A group of Democratic attorney generals from 20 states and Washington, D.C., meanwhile, filed a brief arguing that the directive would revive the 19th-century “spoils system” and severely impair federal services such as disaster relief and the already badly understaffed Social Security Administration and veterans’ hospitals.

“It also forces our Nation’s public servants—many with decades of experience and a wealth of institutional knowledge—to make a choice of tremendous potential consequence with minimal, constantly shifting information, all with thinly veiled threats of possible termination,” they said.

The lawsuit is among a spate of litigation challenging the administration’s efforts to eliminate government agencies, lay off thousands of workers or put them on administrative leave, and void provisions in union contracts.

Trump, however, might ignore any court order.
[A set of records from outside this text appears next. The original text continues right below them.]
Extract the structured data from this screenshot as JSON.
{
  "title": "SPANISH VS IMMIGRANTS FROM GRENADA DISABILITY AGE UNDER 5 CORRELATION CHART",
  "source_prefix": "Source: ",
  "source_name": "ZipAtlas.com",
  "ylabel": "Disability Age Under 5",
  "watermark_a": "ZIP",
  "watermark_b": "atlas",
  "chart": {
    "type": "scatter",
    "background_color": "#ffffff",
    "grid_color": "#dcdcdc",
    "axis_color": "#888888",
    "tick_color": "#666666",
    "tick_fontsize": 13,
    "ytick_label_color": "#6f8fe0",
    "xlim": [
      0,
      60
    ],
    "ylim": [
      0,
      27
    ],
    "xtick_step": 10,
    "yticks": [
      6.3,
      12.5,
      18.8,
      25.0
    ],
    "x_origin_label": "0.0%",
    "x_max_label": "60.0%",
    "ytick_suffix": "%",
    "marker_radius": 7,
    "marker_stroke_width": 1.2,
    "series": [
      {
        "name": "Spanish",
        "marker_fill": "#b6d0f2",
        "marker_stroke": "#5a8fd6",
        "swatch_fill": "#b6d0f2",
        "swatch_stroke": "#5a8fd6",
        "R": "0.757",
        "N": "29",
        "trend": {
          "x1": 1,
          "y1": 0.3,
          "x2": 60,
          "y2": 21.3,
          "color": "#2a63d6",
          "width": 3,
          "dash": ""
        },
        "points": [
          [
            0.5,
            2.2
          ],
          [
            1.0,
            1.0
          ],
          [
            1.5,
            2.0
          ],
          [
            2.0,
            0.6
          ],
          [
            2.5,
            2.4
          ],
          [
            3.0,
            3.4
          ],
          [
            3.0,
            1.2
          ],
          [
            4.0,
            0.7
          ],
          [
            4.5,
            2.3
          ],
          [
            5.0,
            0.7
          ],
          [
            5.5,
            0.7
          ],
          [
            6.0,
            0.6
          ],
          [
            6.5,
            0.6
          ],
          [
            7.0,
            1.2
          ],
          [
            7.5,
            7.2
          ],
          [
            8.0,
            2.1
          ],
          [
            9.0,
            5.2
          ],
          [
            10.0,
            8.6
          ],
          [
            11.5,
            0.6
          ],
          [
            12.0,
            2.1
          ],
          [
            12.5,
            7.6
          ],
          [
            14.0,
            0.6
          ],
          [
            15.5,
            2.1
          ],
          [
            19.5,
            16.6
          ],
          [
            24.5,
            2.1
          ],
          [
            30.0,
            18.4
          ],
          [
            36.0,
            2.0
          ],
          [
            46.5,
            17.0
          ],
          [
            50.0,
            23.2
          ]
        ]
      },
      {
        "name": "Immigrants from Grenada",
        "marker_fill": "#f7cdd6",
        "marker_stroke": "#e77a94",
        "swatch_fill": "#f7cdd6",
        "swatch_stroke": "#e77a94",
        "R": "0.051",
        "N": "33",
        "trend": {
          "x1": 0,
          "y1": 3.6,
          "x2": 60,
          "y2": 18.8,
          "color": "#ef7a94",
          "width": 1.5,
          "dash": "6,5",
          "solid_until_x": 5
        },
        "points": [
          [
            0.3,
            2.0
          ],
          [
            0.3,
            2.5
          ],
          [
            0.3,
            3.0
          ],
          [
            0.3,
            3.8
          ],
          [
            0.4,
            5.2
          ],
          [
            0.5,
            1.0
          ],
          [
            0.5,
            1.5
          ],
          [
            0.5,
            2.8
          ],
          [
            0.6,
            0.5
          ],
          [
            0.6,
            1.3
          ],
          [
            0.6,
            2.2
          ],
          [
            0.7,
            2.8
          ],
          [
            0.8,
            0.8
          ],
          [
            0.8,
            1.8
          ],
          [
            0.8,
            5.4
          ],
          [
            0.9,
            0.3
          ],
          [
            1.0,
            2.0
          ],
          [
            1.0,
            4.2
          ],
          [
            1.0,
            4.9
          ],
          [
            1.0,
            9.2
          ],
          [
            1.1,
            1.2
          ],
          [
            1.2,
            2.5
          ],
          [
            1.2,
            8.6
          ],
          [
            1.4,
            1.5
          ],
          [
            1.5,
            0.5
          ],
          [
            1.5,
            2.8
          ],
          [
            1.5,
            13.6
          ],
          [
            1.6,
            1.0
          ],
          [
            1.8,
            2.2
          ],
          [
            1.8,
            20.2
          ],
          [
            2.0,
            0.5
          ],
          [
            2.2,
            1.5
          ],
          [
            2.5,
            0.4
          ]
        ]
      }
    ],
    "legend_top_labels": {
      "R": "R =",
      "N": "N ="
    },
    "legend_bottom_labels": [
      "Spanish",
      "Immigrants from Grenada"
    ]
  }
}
He and his personnel hatchet man, Elon Musk, selected the U.S. Agency for International Development as their first target for destruction, issuing orders to put thousands of workers on leave and give those working abroad 30 days to move back to the U.S. On February 7, a federal court blocked those orders. But when staffers showed up for work at its Washington headquarters on Monday, February 10, they were barred from entering the building.

“Article II allows me to do whatever I want,” Trump told ABC News interviewer George Stephanopoulos in 2019.